On July 15th re-enactors wearing voyageur and period attire had begun with an early morning presentation at the Sault Ste. Marie Yacht Club where the sash, its functions and essential role in the fur trade were introduced to spectators and participants. Kim Powley then presented sashes to all 65 re-enactors individually. Many of the people said that they had a new understanding of the significance of the sash.

Following the re-enactments at St, Joseph’s Island, the activities moved to the “Old Stone House” in Sault Ste Marie where visitors enjoyed a different kind of “re-enactment”. Domestic skills, such as beading, rug hooking, embroidery, candle making, period games and more Métis dancing were demonstrated by the many Métis volunteers. The youngest dancer was Savannah Hansen, daughter of MNO employee Shawna Hansen. Savannah, at four years of age, is already teaching her daycare peers the rabbit dance.

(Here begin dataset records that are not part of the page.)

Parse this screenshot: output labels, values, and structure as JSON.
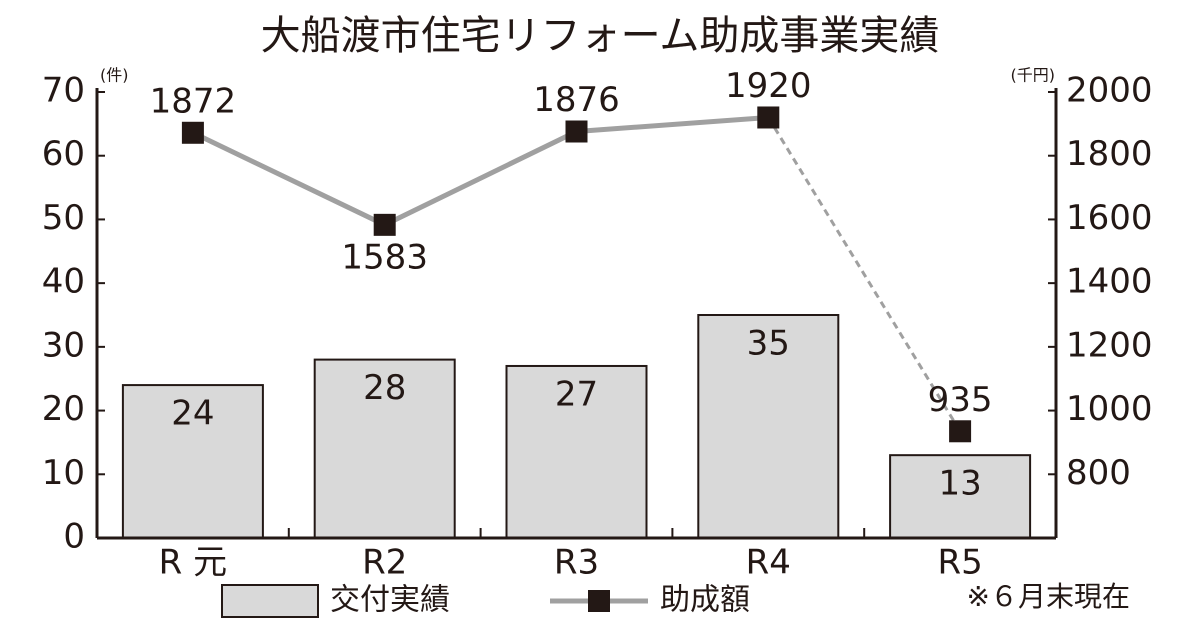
{
  "chart_data": {
    "type": "bar-line",
    "title": "大船渡市住宅リフォーム助成事業実績",
    "y_unit": "(件)",
    "y2_unit": "(千円)",
    "categories": [
      "R 元",
      "R2",
      "R3",
      "R4",
      "R5"
    ],
    "series": [
      {
        "name": "交付実績",
        "type": "bar",
        "color": "#d9d9d9",
        "values": [
          24,
          28,
          27,
          35,
          13
        ]
      },
      {
        "name": "助成額",
        "type": "line",
        "axis": "y2",
        "color": "#a0a0a0",
        "marker_color": "#231815",
        "last_segment_dashed": true,
        "values": [
          1872,
          1583,
          1876,
          1920,
          935
        ]
      }
    ],
    "ylim": [
      0,
      70
    ],
    "yticks": [
      0,
      10,
      20,
      30,
      40,
      50,
      60,
      70
    ],
    "y2lim": [
      600,
      2000
    ],
    "y2ticks": [
      800,
      1000,
      1200,
      1400,
      1600,
      1800,
      2000
    ],
    "note": "※６月末現在"
  }
}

Over the next three years, the 1812 Bicentennial will be recognized on both sides of the American and Canadian border by celebrating 200 years of friendship. The taking of Fort Mackinac on Mackinaw Island is recognized as the first strategic move after the Americans declared war on Great Britain. In the Sault Ste. Marie and Algoma region, the Algoma 1812 executive is focusing on true friends, true stories and true heritage.